La rapporteur s'en félicite d'autant plus qu'elle avait fortement appuyé cette demande à l'occasion de ses travaux sur l'habitat indigne.

Mais cette aide est attribuée dans l'attente de la mise en place du revenu universel d'activité (RUA), ce qui est un point de vigilance .

C. LE NÉCESSAIRE RETOUR DE L'APL ACCESSION

Il est regrettable, en revanche, que le Gouvernement n'ait pas fait de même en métropole.

La loi de finances pour 2018 a en effet supprimé le bénéfice de l'APL pour les locataires, sauf pour l'achat d'un logement ancien en zone détendue pour lequel elle est maintenue jusqu'au 31 décembre 2019.

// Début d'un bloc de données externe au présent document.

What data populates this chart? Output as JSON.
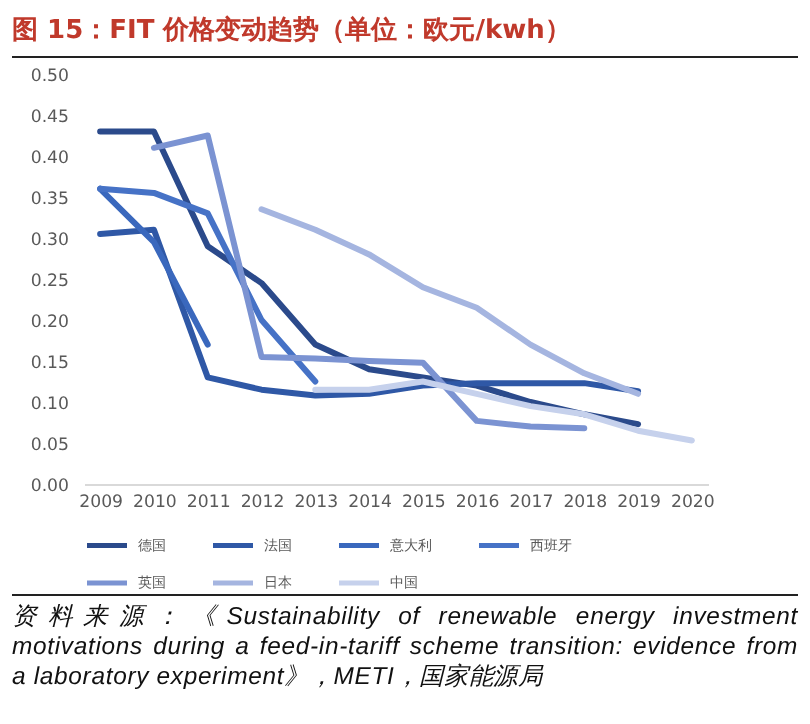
{
  "chart_data": {
    "type": "line",
    "title": "图 15：FIT 价格变动趋势（单位：欧元/kwh）",
    "categories": [
      "2009",
      "2010",
      "2011",
      "2012",
      "2013",
      "2014",
      "2015",
      "2016",
      "2017",
      "2018",
      "2019",
      "2020"
    ],
    "series": [
      {
        "name": "德国",
        "color": "#2b4a8b",
        "values": [
          0.43,
          0.43,
          0.29,
          0.245,
          0.17,
          0.14,
          0.13,
          0.12,
          0.1,
          0.085,
          0.073,
          null
        ]
      },
      {
        "name": "法国",
        "color": "#2f58a6",
        "values": [
          0.305,
          0.31,
          0.13,
          0.115,
          0.108,
          0.11,
          0.12,
          0.123,
          0.123,
          0.123,
          0.113,
          null
        ]
      },
      {
        "name": "意大利",
        "color": "#3a68bd",
        "values": [
          0.36,
          0.295,
          0.17,
          null,
          null,
          null,
          null,
          null,
          null,
          null,
          null,
          null
        ]
      },
      {
        "name": "西班牙",
        "color": "#4672c6",
        "values": [
          0.36,
          0.355,
          0.33,
          0.2,
          0.125,
          null,
          null,
          null,
          null,
          null,
          null,
          null
        ]
      },
      {
        "name": "英国",
        "color": "#7b93d2",
        "values": [
          null,
          0.41,
          0.425,
          0.155,
          0.153,
          0.15,
          0.148,
          0.077,
          0.07,
          0.068,
          null,
          null
        ]
      },
      {
        "name": "日本",
        "color": "#a5b5e0",
        "values": [
          null,
          null,
          null,
          0.335,
          0.31,
          0.28,
          0.24,
          0.215,
          0.17,
          0.135,
          0.11,
          null
        ]
      },
      {
        "name": "中国",
        "color": "#c6d1ec",
        "values": [
          null,
          null,
          null,
          null,
          0.115,
          0.115,
          0.125,
          0.11,
          0.095,
          0.085,
          0.065,
          0.053
        ]
      }
    ],
    "ylim": [
      0,
      0.5
    ],
    "yticks": [
      {
        "value": 0,
        "label": "0.00"
      },
      0.05,
      {
        "value": 0.1,
        "label": "0.10"
      },
      0.15,
      {
        "value": 0.2,
        "label": "0.20"
      },
      0.25,
      {
        "value": 0.3,
        "label": "0.30"
      },
      0.35,
      {
        "value": 0.4,
        "label": "0.40"
      },
      0.45,
      {
        "value": 0.5,
        "label": "0.50"
      }
    ],
    "grid": false,
    "legend": "bottom",
    "line_style": "solid",
    "marker": "none",
    "annotations": [
      "资料来源：《Sustainability of renewable energy investment motivations during a feed-in-tariff scheme transition: evidence from a laboratory experiment》，METI，国家能源局"
    ]
  }
}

Cette possibilité avait un coût modéré, de l'ordre de 50 millions d'euros, au regard du budget des APL. Elle jouait un rôle important dans l'accession sociale à la propriété alors même que les bailleurs sont poussés à vendre des HLM.

La commission demande le rétablissement de l'APL accession en métropole et apporte son soutien à l'amendement déposé en ce sens par la commission des finances et son rapporteur spécial, M. Philippe Dallier.

V. UN EFFORT MAINTENU POUR LES PLUS VULNÉRABLES

Comme indiqué précédemment, les crédits du programme 177 consacrés à l'hébergement et à l'insertion des personnes vulnérables augmentent formellement cette année de 5,29 %, soit 100 millions d'euros supplémentaires sur 1,9 milliard d'euros au total.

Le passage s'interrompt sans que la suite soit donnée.